A declaração foi dada nos bastidores do Rock in Rio 2026, no mesmo dia em que o Barão Vermelho retornou ao Palco Mundo. Frejat afirmou que o gênero deixou de ser a primeira escolha musical de parte do público jovem e passou a ter menos presença nos grandes meios de comunicação, enquanto o rap ganhou alcance.

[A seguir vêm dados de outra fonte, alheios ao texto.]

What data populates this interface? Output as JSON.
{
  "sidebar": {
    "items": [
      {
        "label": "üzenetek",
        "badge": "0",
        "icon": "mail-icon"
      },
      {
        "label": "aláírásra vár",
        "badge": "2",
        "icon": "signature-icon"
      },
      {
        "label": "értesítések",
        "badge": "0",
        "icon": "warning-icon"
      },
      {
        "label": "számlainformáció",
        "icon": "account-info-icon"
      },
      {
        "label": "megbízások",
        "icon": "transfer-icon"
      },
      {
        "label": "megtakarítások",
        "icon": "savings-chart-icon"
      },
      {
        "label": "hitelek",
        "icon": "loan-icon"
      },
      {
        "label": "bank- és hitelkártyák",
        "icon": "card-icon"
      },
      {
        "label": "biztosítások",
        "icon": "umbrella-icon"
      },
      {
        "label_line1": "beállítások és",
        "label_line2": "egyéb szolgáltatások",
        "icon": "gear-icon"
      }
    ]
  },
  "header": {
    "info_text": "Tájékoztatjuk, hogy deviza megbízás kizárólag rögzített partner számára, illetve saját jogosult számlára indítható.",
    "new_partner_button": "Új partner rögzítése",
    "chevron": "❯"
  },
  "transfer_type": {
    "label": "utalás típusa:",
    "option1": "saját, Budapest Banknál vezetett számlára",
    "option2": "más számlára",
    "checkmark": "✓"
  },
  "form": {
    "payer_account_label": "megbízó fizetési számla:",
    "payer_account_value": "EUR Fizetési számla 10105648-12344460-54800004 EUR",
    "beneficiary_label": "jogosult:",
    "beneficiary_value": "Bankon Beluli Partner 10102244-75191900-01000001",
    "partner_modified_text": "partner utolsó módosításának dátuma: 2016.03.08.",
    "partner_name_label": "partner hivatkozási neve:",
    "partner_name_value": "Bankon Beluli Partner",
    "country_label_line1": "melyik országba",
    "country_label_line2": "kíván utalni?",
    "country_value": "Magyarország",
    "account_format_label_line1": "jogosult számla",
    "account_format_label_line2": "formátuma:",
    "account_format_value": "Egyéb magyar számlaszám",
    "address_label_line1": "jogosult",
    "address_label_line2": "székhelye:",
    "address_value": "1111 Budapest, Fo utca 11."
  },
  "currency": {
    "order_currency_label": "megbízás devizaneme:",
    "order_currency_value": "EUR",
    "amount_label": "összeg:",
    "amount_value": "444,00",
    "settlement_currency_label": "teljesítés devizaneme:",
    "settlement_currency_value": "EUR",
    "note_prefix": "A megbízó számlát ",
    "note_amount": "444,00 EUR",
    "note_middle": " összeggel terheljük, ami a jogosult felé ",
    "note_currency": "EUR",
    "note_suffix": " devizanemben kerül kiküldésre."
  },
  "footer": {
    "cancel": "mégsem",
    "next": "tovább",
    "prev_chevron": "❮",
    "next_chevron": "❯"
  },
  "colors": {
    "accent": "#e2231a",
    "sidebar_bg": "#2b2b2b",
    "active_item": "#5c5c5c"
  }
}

“quando você vai nas escolas de música, está todo mundo aprendendo a tocar guitarra, as meninas principalmente”, disse Frejat.
Rock como linguagem
Na análise do músico, o rap ocupa hoje parte do espaço de rebeldia associado aos roqueiros dos anos 1960 e 70. Ele também avaliou que o rock deixou de organizar a estética de seus artistas e passou a funcionar principalmente como uma linguagem musical.
Frejat disse ainda que o gênero não conta atualmente com o mesmo apoio da mídia. Como os meios de comunicação dependem de alcance e volume, o rock teria perdido espaço por não ocupar mais esse lugar de grande alcance.
Retorno ao palco
O Barão Vermelho abriu a programação do palco principal no último domingo (6), reunindo Frejat, Guto Goffi, Maurício Barros e Dé Palmeira, integrantes da formação original, além do guitarrista Fernando Magalhães. O show marcou o reencontro dessa formação no festival, 41 anos depois da primeira participação da banda no Rock in Rio.
O repertório teve “Maior Abandonado”, “Bete Balanço” e “Pro Dia Nascer Feliz”. A apresentação também incluiu “Todo Amor Que Houver Nessa Vida”, acompanhada por imagens de Cazuza no telão, em um dueto virtual com Frejat.